CCS had something of a moment last fall when Google agreed to finance construction of a gas plant equipped with carbon capture technology, as Heatmap’s Matthew Zeitlin wrote. But Trump’s plan to go for the climate killshot, repealing the legal underpinning of all federal regulations on planet-heating emissions, would really dampen demand for CCS in the U.S.
The new U.S.-India trade deal that will lower tariffs on Indian goods to 18% from 25% is set to bolster the country’s booming solar manufacturing industry. The pact represents what Prashant Mathur, chief executive of the solar manufacturer Saatvik Green Energy, described to PV-Tech as a “strategic turning point.” Cutting tariffs by seven percentage points “materially improves cost competitiveness, making U.S. projects more profitable and creating new demand for high-efficiency, Made-in-India products.” Gyanesh Chaudhary, the managing director of Vikram Solar, called the deal a “structural inflection point.” But the trade agreement won’t fix all the problems for Indian solar exporters. New restrictions known as Section 232 tariffs, which raise prices on imports that threaten national security by undercutting domestic manufacturers, are expected to come into effect on India’s exports of polysilicon.
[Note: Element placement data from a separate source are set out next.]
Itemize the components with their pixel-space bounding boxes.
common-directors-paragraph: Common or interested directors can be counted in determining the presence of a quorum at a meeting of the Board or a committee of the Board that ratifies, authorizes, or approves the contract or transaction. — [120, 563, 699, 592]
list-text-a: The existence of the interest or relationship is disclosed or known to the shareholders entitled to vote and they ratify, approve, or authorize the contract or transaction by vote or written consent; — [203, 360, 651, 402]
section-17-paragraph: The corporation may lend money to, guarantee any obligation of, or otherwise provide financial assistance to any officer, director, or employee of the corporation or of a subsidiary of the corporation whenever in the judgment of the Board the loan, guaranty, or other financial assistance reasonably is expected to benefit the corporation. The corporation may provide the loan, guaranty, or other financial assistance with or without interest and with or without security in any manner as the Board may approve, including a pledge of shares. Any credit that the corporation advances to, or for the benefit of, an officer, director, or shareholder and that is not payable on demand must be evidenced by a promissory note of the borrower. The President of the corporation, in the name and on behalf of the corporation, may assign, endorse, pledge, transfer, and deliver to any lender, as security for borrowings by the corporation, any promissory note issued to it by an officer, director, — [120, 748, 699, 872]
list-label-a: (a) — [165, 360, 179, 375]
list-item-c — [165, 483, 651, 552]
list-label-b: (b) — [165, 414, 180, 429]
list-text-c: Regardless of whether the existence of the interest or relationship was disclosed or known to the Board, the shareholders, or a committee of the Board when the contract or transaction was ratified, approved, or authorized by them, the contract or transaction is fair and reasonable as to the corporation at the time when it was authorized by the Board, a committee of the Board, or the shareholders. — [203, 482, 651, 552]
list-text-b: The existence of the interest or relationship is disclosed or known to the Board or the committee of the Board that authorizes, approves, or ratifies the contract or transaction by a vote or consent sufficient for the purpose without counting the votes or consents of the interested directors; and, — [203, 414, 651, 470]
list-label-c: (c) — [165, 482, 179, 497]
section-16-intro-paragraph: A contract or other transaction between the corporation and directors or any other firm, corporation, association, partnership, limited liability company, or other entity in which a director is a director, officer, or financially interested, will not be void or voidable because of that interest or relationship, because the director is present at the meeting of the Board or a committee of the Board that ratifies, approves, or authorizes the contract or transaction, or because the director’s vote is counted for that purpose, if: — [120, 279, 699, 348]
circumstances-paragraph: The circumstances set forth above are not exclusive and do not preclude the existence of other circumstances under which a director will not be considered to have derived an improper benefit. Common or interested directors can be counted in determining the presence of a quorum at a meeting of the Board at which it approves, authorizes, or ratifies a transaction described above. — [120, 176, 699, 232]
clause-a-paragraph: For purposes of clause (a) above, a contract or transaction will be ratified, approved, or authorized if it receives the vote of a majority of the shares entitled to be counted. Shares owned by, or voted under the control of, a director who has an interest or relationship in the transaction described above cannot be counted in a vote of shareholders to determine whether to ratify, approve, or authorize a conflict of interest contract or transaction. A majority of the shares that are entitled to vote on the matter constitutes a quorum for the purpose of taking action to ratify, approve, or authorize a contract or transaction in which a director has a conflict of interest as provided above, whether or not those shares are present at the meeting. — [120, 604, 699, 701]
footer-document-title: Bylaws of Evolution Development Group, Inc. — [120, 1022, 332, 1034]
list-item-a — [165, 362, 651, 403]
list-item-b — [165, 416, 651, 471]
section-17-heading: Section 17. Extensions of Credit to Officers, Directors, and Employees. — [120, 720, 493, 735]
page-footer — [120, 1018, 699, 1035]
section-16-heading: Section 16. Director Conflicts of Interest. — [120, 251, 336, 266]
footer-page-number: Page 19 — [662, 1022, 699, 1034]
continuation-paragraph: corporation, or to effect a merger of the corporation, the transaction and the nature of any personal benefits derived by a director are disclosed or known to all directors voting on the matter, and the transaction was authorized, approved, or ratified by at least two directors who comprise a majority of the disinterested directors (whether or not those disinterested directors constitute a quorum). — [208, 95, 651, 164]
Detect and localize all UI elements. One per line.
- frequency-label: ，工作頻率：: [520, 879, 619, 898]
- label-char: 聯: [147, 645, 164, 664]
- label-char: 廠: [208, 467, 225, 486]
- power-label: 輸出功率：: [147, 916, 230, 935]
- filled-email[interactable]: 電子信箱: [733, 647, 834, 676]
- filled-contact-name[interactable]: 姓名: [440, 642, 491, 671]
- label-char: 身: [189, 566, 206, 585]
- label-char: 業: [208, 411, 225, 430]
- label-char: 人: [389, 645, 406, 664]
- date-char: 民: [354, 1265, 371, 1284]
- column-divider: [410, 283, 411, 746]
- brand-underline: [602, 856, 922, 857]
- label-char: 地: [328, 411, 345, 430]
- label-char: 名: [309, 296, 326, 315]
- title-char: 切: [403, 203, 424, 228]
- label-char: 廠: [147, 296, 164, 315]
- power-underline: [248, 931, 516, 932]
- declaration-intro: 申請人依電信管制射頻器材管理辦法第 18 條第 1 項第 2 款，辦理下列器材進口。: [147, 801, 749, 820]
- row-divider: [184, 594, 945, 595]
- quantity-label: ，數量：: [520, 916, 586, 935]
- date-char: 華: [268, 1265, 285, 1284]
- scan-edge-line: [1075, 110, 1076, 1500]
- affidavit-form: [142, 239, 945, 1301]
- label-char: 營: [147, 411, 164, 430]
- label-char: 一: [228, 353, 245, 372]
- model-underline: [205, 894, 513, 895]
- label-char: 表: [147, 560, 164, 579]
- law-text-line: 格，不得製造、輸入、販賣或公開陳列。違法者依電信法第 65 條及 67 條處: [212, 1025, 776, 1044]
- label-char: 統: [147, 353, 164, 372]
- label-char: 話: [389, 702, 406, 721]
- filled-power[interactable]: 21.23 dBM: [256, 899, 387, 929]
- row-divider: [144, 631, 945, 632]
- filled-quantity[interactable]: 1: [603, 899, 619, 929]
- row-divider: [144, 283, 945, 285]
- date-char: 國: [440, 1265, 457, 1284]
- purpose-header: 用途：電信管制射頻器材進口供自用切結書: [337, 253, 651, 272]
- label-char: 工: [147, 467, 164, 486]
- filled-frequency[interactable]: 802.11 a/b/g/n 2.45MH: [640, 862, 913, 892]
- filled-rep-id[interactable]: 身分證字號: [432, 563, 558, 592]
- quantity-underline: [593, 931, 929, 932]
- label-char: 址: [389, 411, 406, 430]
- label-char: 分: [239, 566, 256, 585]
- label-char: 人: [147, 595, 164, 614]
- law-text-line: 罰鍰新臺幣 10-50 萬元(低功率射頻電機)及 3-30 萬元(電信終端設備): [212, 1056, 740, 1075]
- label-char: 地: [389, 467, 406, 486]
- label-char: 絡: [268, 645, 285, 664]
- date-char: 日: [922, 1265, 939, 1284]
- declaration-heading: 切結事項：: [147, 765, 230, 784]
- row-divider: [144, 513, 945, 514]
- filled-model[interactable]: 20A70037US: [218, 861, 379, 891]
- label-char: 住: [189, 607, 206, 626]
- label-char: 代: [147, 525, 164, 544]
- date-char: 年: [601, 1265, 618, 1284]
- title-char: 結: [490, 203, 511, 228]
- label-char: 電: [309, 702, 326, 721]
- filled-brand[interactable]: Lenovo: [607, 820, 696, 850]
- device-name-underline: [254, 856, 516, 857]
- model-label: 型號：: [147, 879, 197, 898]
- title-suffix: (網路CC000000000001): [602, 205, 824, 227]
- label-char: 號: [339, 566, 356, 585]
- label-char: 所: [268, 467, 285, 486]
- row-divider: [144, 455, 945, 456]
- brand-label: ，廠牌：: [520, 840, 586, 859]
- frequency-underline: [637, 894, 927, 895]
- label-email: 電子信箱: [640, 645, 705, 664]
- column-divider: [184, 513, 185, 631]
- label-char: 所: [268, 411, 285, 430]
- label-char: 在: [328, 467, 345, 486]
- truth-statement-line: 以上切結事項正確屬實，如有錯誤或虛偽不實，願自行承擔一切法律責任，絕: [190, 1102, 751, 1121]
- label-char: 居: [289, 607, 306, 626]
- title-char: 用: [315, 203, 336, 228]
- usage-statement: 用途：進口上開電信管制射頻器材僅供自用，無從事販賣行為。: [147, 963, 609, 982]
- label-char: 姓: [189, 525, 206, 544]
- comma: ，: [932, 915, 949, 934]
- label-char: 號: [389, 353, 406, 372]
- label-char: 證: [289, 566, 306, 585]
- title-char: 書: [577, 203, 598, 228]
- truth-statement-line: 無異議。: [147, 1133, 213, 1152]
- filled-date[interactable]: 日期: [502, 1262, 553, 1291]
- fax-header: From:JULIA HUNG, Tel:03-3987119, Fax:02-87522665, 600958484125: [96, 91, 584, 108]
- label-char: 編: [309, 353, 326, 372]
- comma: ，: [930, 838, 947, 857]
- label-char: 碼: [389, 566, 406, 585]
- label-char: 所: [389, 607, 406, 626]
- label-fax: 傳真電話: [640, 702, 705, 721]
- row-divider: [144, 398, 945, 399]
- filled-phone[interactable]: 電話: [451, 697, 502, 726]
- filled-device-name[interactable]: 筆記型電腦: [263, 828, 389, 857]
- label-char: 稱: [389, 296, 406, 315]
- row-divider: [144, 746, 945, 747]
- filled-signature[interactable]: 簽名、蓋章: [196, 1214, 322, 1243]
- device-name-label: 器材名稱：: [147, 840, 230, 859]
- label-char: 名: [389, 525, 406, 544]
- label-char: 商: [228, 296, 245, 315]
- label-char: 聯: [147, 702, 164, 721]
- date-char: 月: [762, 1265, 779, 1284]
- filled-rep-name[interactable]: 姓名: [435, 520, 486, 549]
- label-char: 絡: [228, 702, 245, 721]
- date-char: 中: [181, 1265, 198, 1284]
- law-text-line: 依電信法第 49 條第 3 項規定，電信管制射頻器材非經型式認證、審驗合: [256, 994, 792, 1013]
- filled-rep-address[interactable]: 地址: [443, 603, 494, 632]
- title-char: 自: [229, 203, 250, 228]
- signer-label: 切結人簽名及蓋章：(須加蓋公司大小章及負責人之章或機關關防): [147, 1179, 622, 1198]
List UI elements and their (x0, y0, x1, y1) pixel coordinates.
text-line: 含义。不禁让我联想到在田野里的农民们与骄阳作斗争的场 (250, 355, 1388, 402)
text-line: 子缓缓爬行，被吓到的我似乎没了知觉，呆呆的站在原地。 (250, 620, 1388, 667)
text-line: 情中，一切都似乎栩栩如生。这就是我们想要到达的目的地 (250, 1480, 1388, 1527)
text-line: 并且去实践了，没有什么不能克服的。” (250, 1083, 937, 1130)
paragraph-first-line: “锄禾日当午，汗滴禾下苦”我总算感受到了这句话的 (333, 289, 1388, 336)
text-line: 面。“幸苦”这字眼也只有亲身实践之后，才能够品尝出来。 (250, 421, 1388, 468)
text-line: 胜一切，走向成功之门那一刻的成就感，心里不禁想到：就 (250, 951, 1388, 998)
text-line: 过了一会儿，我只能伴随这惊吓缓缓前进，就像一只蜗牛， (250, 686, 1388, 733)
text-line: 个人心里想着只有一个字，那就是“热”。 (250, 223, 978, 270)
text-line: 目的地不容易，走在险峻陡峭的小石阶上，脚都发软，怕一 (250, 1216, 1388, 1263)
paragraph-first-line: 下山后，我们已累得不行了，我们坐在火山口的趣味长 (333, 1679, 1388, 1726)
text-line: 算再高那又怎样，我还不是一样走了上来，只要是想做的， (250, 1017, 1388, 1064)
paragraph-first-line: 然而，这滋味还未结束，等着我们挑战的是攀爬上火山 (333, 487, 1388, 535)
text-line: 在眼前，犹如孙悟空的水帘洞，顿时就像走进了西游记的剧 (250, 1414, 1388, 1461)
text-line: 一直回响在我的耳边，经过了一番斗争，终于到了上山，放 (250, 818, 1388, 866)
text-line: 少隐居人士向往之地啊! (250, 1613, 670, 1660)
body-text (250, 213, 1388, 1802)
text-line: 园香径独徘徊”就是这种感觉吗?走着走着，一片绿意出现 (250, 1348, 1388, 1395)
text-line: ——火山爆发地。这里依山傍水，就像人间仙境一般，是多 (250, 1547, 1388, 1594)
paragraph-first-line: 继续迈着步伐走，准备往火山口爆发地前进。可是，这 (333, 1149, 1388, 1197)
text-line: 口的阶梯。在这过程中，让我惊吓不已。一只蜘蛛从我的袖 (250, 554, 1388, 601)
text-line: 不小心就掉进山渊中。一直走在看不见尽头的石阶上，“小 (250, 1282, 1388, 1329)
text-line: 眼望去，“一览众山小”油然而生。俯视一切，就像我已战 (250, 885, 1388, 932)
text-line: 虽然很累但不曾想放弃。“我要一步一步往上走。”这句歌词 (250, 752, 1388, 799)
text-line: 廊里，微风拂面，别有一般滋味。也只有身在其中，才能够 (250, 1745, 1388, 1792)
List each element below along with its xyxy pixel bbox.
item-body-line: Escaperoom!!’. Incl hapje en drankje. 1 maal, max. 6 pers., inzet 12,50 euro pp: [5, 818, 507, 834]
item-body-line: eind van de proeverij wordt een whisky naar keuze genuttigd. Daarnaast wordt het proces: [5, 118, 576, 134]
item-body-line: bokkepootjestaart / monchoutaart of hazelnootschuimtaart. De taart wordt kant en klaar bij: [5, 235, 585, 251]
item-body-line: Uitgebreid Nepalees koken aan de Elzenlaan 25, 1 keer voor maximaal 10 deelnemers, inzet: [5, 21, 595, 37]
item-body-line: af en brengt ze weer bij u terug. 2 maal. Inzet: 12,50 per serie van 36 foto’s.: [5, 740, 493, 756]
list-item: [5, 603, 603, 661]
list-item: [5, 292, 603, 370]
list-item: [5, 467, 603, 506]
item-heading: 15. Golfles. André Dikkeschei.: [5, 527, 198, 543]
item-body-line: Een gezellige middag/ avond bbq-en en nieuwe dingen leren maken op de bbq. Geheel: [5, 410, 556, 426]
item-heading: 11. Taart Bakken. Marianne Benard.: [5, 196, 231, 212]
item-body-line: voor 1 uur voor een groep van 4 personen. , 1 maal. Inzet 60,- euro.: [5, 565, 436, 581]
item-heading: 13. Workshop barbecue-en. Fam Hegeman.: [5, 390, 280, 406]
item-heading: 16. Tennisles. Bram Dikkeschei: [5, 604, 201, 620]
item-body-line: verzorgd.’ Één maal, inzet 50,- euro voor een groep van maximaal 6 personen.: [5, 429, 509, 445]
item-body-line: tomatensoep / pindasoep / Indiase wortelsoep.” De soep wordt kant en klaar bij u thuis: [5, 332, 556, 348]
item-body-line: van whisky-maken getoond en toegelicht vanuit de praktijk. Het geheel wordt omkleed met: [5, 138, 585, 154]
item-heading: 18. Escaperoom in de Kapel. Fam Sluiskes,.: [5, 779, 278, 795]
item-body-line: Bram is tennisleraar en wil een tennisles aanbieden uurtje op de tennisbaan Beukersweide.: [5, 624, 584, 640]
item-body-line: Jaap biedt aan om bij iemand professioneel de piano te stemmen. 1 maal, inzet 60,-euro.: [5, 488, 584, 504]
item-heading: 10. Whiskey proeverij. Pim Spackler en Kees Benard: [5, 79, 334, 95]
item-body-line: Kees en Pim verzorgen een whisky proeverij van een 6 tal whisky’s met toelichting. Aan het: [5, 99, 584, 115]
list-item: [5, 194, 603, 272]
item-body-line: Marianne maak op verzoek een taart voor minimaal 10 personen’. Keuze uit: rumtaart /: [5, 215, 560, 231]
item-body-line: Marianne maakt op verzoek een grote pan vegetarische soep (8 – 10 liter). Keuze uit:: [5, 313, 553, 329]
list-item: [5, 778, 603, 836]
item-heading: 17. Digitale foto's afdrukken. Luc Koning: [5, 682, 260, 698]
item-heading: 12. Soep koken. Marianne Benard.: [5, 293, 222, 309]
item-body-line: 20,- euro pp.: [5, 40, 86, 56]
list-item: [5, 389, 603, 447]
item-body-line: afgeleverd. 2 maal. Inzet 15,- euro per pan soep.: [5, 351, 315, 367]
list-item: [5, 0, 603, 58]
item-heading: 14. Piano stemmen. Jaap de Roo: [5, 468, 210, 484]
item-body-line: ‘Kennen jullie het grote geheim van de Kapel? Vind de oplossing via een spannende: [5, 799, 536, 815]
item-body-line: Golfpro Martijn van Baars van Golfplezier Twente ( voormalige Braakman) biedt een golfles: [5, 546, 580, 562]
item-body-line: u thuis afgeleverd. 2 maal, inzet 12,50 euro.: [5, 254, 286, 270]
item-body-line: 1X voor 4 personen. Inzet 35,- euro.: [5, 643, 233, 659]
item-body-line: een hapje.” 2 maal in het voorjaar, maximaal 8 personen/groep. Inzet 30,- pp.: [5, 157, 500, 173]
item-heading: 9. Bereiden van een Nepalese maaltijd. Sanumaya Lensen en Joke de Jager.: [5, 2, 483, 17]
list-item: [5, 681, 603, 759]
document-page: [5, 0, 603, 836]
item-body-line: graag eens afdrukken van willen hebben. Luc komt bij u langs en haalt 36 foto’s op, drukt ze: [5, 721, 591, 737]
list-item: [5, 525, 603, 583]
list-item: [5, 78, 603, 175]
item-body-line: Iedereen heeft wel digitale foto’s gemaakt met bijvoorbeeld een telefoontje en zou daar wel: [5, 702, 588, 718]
A separate antidumping and countervailing duty investigation into whether India is unfairly flooding the U.S. market with cheap crystalline silicon solar cells called for a duty of 123.04%, though nothing has yet been imposed.
The Trump administration, meanwhile, is setting the stage for more coal in the U.S. On Wednesday, according to Bloomberg, Trump plans to sign an executive order directing the military to buy more power from coal-fired plants in a bid to prop up the sector.
Despite Trump’s best attempts to stop it, Orsted is finishing its offshore wind farms in New England and, after that, is expected to save its money for new projects overseas. In its native Europe, the energy giant is preparing for a big multinational buildout in the North Sea. Now the Danish developer is charging ahead in a new market. Australia does not have any operating offshore wind farms. But Orsted just submitted an application for an environmental review of a 2.8 gigawatt project proposed off the coast of Gippsland, Victoria. Together with a second site Orsted started lining up in 2024, the area could host a combined 4.8 gigawatts of turbine capacity, according to Renewables Now.
Yet another fusion energy startup has officially entered the race. Inertia Enterprises, a fusion startup aimed at mimicking the technology that managed for the first time in history to generate more energy than it took to start the reaction, has raised $450 million in a Series A round. The venture firm Bessemer Venture Partners led the round, with backing from Google Ventures, Modern Capital, and Threshold Ventures. “Inertia is building on decades of science and billions of dollars invested to reach the ignition milestone that proved the science,” Jeff Lawson, the co-founder and chief executive of Inertia, said in a statement.